The difference between the two products was that for the kettles we used one sound, whereas with the washing machine we got people to separately judge the washing, rinsing and spinning sounds, and then a fourth set of questions was used to gain the overall impression.
The design of the questionnaire illustrates some important procedures for jury testing. The instructions given to the listeners are in written form on pages 1 and 2. You should always use written instructions (which you can read out as well), to ensure that every subject receives exactly the same set of instructions to avoid biasing some results inadvertently.
Page one contains some contextual data which is normally gathered before jury testing such as age, gender etc. You need to consider carefully who to use as subjects.
Page three contains two types of questions. Part 1 is completed while listening to the sound and part 2 during the 30 second break after each sound.
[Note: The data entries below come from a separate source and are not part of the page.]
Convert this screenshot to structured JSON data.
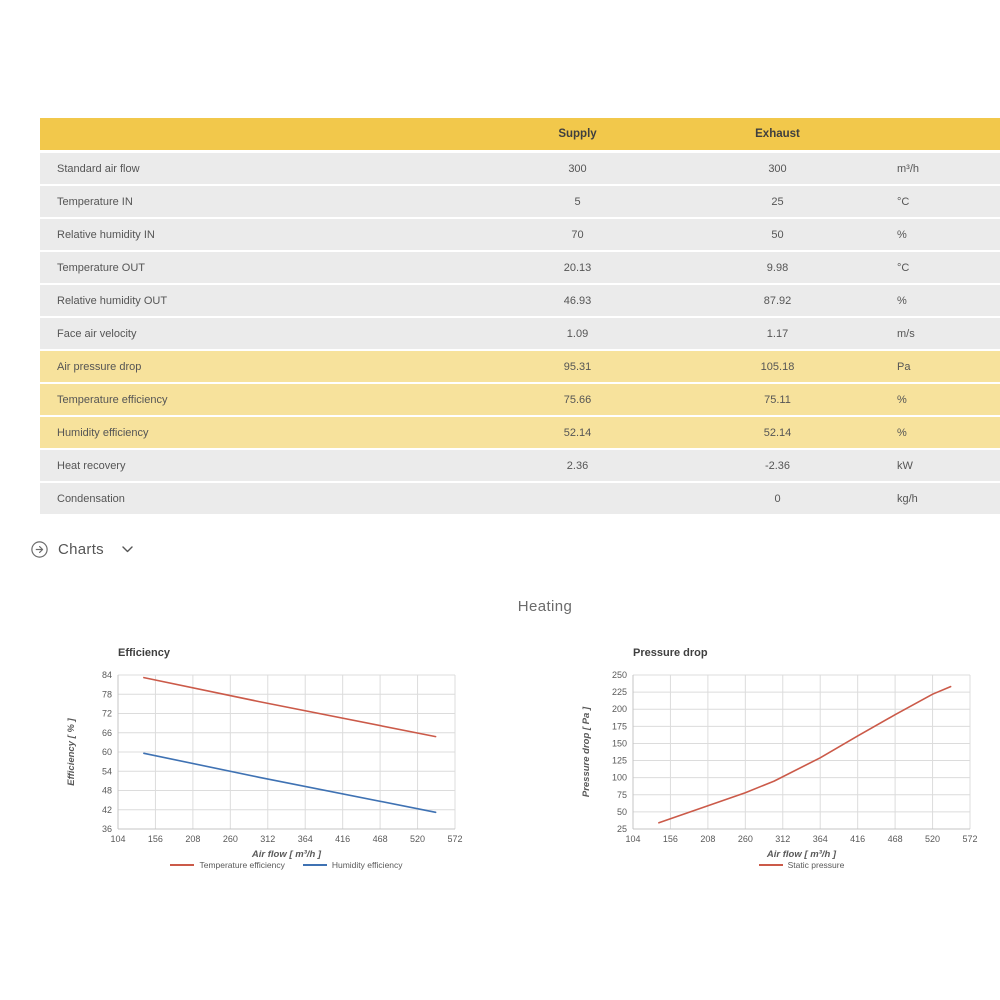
{
  "table": {
    "header": {
      "label": "",
      "supply": "Supply",
      "exhaust": "Exhaust",
      "unit": ""
    },
    "colors": {
      "header_bg": "#f2c84b",
      "row_bg": "#ebebeb",
      "highlight_bg": "#f7e29c"
    },
    "rows": [
      {
        "label": "Standard air flow",
        "supply": "300",
        "exhaust": "300",
        "unit": "m³/h",
        "highlight": false
      },
      {
        "label": "Temperature IN",
        "supply": "5",
        "exhaust": "25",
        "unit": "°C",
        "highlight": false
      },
      {
        "label": "Relative humidity IN",
        "supply": "70",
        "exhaust": "50",
        "unit": "%",
        "highlight": false
      },
      {
        "label": "Temperature OUT",
        "supply": "20.13",
        "exhaust": "9.98",
        "unit": "°C",
        "highlight": false
      },
      {
        "label": "Relative humidity OUT",
        "supply": "46.93",
        "exhaust": "87.92",
        "unit": "%",
        "highlight": false
      },
      {
        "label": "Face air velocity",
        "supply": "1.09",
        "exhaust": "1.17",
        "unit": "m/s",
        "highlight": false
      },
      {
        "label": "Air pressure drop",
        "supply": "95.31",
        "exhaust": "105.18",
        "unit": "Pa",
        "highlight": true
      },
      {
        "label": "Temperature efficiency",
        "supply": "75.66",
        "exhaust": "75.11",
        "unit": "%",
        "highlight": true
      },
      {
        "label": "Humidity efficiency",
        "supply": "52.14",
        "exhaust": "52.14",
        "unit": "%",
        "highlight": true
      },
      {
        "label": "Heat recovery",
        "supply": "2.36",
        "exhaust": "-2.36",
        "unit": "kW",
        "highlight": false
      },
      {
        "label": "Condensation",
        "supply": "",
        "exhaust": "0",
        "unit": "kg/h",
        "highlight": false
      }
    ]
  },
  "charts_section": {
    "label": "Charts"
  },
  "heating_title": "Heating",
  "chart_data": [
    {
      "type": "line",
      "title": "Efficiency",
      "xlabel": "Air flow [ m³/h ]",
      "ylabel": "Efficiency [ % ]",
      "xlim": [
        104,
        572
      ],
      "ylim": [
        36,
        84
      ],
      "xticks": [
        104,
        156,
        208,
        260,
        312,
        364,
        416,
        468,
        520,
        572
      ],
      "yticks": [
        36,
        42,
        48,
        54,
        60,
        66,
        72,
        78,
        84
      ],
      "grid": true,
      "legend_position": "bottom",
      "series": [
        {
          "name": "Temperature efficiency",
          "color": "#cb5a49",
          "points": [
            [
              140,
              83.2
            ],
            [
              300,
              75.7
            ],
            [
              545,
              64.8
            ]
          ]
        },
        {
          "name": "Humidity efficiency",
          "color": "#3f72b3",
          "points": [
            [
              140,
              59.6
            ],
            [
              300,
              52.1
            ],
            [
              545,
              41.2
            ]
          ]
        }
      ]
    },
    {
      "type": "line",
      "title": "Pressure drop",
      "xlabel": "Air flow [ m³/h ]",
      "ylabel": "Pressure drop [ Pa ]",
      "xlim": [
        104,
        572
      ],
      "ylim": [
        25,
        250
      ],
      "xticks": [
        104,
        156,
        208,
        260,
        312,
        364,
        416,
        468,
        520,
        572
      ],
      "yticks": [
        25,
        50,
        75,
        100,
        125,
        150,
        175,
        200,
        225,
        250
      ],
      "grid": true,
      "legend_position": "bottom",
      "series": [
        {
          "name": "Static pressure",
          "color": "#cb5a49",
          "points": [
            [
              140,
              34
            ],
            [
              208,
              59
            ],
            [
              260,
              78
            ],
            [
              300,
              95
            ],
            [
              364,
              129
            ],
            [
              416,
              161
            ],
            [
              468,
              192
            ],
            [
              520,
              222
            ],
            [
              545,
              233
            ]
          ]
        }
      ]
    }
  ]
}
The first section asks for subjects to tick adjectives that describe the sound, the second section allows the subjects to score the sound on more detailed scales concerning issues such as robustness.
This section is used as an informative way of understanding why subjects made the judgements they did on the more detailed scales (such as robustness) lower down the page. Subjects select adjectives that describe the sound, or provide their own. Because these questions only produce nominal data (two point scale, yes or no), they are not ideal for statistical analysis. Multi-point scales were not used because the questionnaire would then become too long. Consequently, these should be used in a qualitative sense to get some idea of why judgements were made.
The scales at the bottom of the questionnaire highlight the most important issues: function, pleasantness, loudness, robustness, quality and purchase influence. The person places a mark on the scale.